Постепенно огонь критики обрушился на историков: лженаучными
были объявлены научные взгляды А.Х.Маргулана. Е.Бекмаханова. Газета
«Казахстанская правда» опубликовала статью М.Ахинжанова и
А.Турсунбаева «Профессор Маргулан извращает историю», в которой
безоговорочно отметался ряд выводов и гипотез выдающегося
казахстанского ученого, в частности об этнических корнях казахского
народа.
Часто можно читать, что многие личные дела были прекращены после
смерти Сталина. На наш взгляд это не стоит связывать с личностью самого
Сталина. Конечно, его смерть помешала маховику репрессий развернуться в
полную силу, внесла панику в ряды наиболее яростных борцов с «врагами
Советской власти». Однако и после 1953 г. идеологические кампании
продолжались.
Институту языка и литературы АН КазССР было указано, что
«институт ограничился лишь формальным осуждением антинаучной и
политически вредной концепции М.Ауэзова о так называемой «поэтической
школе Абая» и даже не опубликовал ни одной статьи, разоблачающей
буржуазно-объективистскую и националистическую сущность этой
концепции». А искоренения буржуазно-националистических извращений
истории и литературы Казахстана были отмечены как одно из основных
достижений в деятельности ЦК.
Лишь весной 1954 г. политические кампании вокруг науки и
культуры Казахстана стали свертываться. Впервые за много лет появилась
реальная возможность некоторой демократизации общественных процессов.

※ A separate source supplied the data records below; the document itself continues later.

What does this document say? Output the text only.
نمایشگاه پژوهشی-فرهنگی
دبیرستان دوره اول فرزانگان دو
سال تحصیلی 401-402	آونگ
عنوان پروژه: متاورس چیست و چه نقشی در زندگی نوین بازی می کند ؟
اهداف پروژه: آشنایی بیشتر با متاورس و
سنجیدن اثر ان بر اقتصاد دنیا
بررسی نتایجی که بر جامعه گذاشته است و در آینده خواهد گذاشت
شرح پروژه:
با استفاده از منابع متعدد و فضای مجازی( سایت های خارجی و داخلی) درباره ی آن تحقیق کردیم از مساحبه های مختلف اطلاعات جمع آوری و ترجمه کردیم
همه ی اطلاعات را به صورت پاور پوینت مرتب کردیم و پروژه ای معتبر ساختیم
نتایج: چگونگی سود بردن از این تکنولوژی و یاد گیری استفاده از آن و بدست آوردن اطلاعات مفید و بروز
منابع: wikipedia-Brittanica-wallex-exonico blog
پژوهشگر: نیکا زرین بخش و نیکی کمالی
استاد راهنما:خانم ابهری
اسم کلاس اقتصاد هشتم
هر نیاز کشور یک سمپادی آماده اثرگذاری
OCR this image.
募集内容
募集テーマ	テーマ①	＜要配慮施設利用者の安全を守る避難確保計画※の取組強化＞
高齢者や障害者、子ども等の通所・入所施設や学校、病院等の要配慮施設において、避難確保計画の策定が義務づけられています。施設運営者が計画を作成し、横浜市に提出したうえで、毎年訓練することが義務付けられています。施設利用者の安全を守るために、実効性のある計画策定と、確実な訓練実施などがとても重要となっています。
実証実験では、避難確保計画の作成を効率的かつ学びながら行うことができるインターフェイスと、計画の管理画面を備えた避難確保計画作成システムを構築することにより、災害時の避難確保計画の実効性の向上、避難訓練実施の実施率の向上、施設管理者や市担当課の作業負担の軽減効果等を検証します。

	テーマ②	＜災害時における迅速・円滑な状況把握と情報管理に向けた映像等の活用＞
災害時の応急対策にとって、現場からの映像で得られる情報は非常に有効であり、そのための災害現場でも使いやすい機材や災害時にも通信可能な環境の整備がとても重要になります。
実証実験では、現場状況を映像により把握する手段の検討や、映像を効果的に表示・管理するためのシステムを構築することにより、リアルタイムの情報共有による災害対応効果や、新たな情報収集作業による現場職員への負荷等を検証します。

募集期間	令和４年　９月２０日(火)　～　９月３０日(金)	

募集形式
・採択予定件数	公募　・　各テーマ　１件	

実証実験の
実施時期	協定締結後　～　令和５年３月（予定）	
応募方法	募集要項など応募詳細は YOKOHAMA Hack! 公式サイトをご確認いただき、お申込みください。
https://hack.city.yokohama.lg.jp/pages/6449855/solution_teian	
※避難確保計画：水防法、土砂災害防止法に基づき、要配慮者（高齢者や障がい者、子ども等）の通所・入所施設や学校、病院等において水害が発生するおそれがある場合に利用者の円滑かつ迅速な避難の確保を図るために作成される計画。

Несмотря на репрессии, казахстанская наука внесла огромный вклад в
мировую научную сокровищницу, создала не просто школы, но и целые
перспективные направления науки, оформившиеся в самостоятельные
крупные институты, воспитала и открыла миру целую плеяду казахстанских
ученых.
Среди ученых Академии наук республики 18 лауреатов Ленинской
премии, 45 лауреатов государственной премии СССР, 15 лауреатов премий
Совета министров СССР за внедренные работы, 60 лауреатов
Государственной премии казахской ССР. 71 ученый носит звание
«Заслуженный деятель науки».
Невозможно отбросить труд ученых того периода как плод
историографии партийного и идеологического засилья. На базе исследований
казахстанских ученых построены современные теории историографии второй
половины XX века.
1.
2.
3.
4.
5.
6.
7.
8.
Список использованных источников
Историография истории СССР: Эпоха социализма /под ред.
И.И.Минца. М., 1982
Волобуев П.В. «Круглый стол» советских и американских историков.
9-11 января 1989 г. //вопросы истории. 1989. № 4.
Зевелев А.П.
Путь к истине //Суровая драма народа
/Сост.Ю.П.Сенокосов. М., 1989. с.508-511
Сухарев С.В. Лицедейство на поприще истории //Вопросы истории
КПСС. 1990. № 3
Маслов Н.Н «Краткий курс истории ВКП (б)» - энциклопедия культа
личности Сталина //Суровая драма народа. С. 334-352
Бордюгов Г.А., Козлов В.А. История и конъюнктура. М. 1992. с.30-50
Искендеров А.А. Новый взгляд на историю //Вестник Рос.
Университета дружбы народов. Сер. История, философия. 1993. № 1.
С. 6-9
Абылхожин Ж.Б. Очерки социально-зкономической истории
Казахстана. XX век. Алматы, 1997.
Резюме
На сегодняшний день достаточно четко обозначились и реализуются
несколько подходов к анализу и оценкам советской историографической
традиции.
На базе исследований казахстанских ученых построены современные
теории историографии второй половины ХХ века.
For present-day day enough were clearly marked and are realized several
approaches to analysis and estimations soviet historiography to traditions.
On the base of studies Kazakhstan scientist are builder the modern theory a
historiography second half XX age.
Бүгінгі күнгі талдауға бірнеше жақын келудің жеткілікті айқын
белгілері іске асады және
кеңестік тарихнамалық дәстүр бағаланып
талданады.
ХХ ғ. екінші жартысындағы Қазақстандық ғалымдардың зерттеулері
негізінде қазіргі теориялар қаралды.